Почему так вышло? Дмитрий не мог добиться толку от Малявки, тот только разводил руками и бормотал, что бригада наверстает свое.

Единственное, что понравилось Дмитрию, это то, что трассу начали строить с дальнего конца. Таким образом, бригада будет двигаться к дому, а это всегда воодушевляет.

Дмитрий повернулся к Сидорову.

– Ну, что? Подкинем нашего бригадира к вагончику, а сами проскочим до Рыбхоза? Здесь, кажется, недалеко?

– Совсем рядом, – обрадовался чему-то Сидоров.

Рыбхоз оказался крупным поселком, застроенным, правда, без всякой системы. Улицы пыльные, дома глиняные или саманные, реже кирпичные. В центре – несколько магазинов, клуб, гараж, баня. Дувалы, вдоль которых пасутся коровы и овцы. Каждый дом в окружении могучих деревьев, чаще орешин. На ветвях уже завязались тяжелые зеленые плоды. Много орешин росло прямо на улице.

На противоположном конце поселка дома – просторные, с большими окнами – стояли по линеечке, как солдаты.

А впереди блестело в солнечных лучах широкое синее озеро. По мелкой ряби сновали рыбацкие лодки. Плескалась крупная, сильная рыба. Берег порос зеленой, сочной травой, не потерявшей благодаря близости к воде, своей свежести. Шелестели камышовые заросли.

У самого берега, там, где кончалась дорога, стояли три длинных, щедро крытых соломой амбара. Тут же двухэтажное деревянное здание. Рядом куча кирпича, бетонные плиты. Шло строительство.

Напротив амбара тянулась деревянная пристань. Из лодок выгружали в тачки рыбу. По деревянным помостам тачки везли к весам, а затем в широкие зевы амбаров.

Директор рыбзавода был молод, но судя по тому, что седоусые рыбаки прибавляли к его имени приставку «ака», он пользовался здесь уважением. По-русски Рузмет-ака говорил безукоризненно.

Он крепко, по-товарищески пожал руку Дмитрию и улыбнулся:

– Наконец-то от вашей фирмы прибыл серьезный человек. Заезжал к нам некто прораб Самусенко. Говорил много, все вокруг да около, наобещал с три короба, потом попросил рыбы и уехал. Так я его больше и не видел.
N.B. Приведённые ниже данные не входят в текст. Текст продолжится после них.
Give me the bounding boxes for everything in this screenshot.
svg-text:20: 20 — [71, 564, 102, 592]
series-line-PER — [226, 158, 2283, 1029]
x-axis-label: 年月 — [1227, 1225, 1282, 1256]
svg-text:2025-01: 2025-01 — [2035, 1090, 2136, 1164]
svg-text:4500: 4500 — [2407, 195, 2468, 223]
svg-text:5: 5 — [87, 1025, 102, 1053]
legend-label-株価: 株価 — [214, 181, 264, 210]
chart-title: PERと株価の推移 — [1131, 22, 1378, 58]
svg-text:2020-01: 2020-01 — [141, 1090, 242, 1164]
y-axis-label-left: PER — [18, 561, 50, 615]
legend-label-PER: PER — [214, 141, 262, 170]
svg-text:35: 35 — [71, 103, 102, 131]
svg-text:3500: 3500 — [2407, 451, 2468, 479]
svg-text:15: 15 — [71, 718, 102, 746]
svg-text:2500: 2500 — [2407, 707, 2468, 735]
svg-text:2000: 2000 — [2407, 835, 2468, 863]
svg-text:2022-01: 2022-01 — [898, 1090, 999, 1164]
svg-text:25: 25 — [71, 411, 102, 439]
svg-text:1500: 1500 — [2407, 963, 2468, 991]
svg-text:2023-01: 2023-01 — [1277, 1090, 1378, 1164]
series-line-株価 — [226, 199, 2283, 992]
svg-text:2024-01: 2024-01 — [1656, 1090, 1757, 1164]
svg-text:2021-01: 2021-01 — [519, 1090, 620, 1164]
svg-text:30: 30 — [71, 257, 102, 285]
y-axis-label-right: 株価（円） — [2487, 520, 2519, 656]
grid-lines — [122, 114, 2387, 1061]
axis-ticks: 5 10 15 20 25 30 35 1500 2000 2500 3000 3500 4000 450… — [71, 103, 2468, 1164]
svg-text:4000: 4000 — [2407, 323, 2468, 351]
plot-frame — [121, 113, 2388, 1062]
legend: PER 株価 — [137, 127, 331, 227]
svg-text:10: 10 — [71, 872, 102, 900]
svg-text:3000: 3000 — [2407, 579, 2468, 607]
Дмитрий ответил, что приехал по двум причинам. Первая – познакомиться с директором рыбхоза. Это естественно, он – новый прораб и будет отныне заниматься стройкой высоковольтной линии. Вторая причина – узнать, заинтересована ли администрация завода в быстрейшем завершении работ по трассе.

Директор даже руками всплеснул. Заинтересованы ли они?! Да знает ли Дмитрий-ака, представляет ли он себе, что значит для Рыбхоза энергия?! Дизели держат завод в узких рамках, не дают развернуться. Да и накладно это, неэкономично. Два года назад перед ними стояли две проблемы – энергия и дорога. Дорогу они пробили, теперь на очереди энергия.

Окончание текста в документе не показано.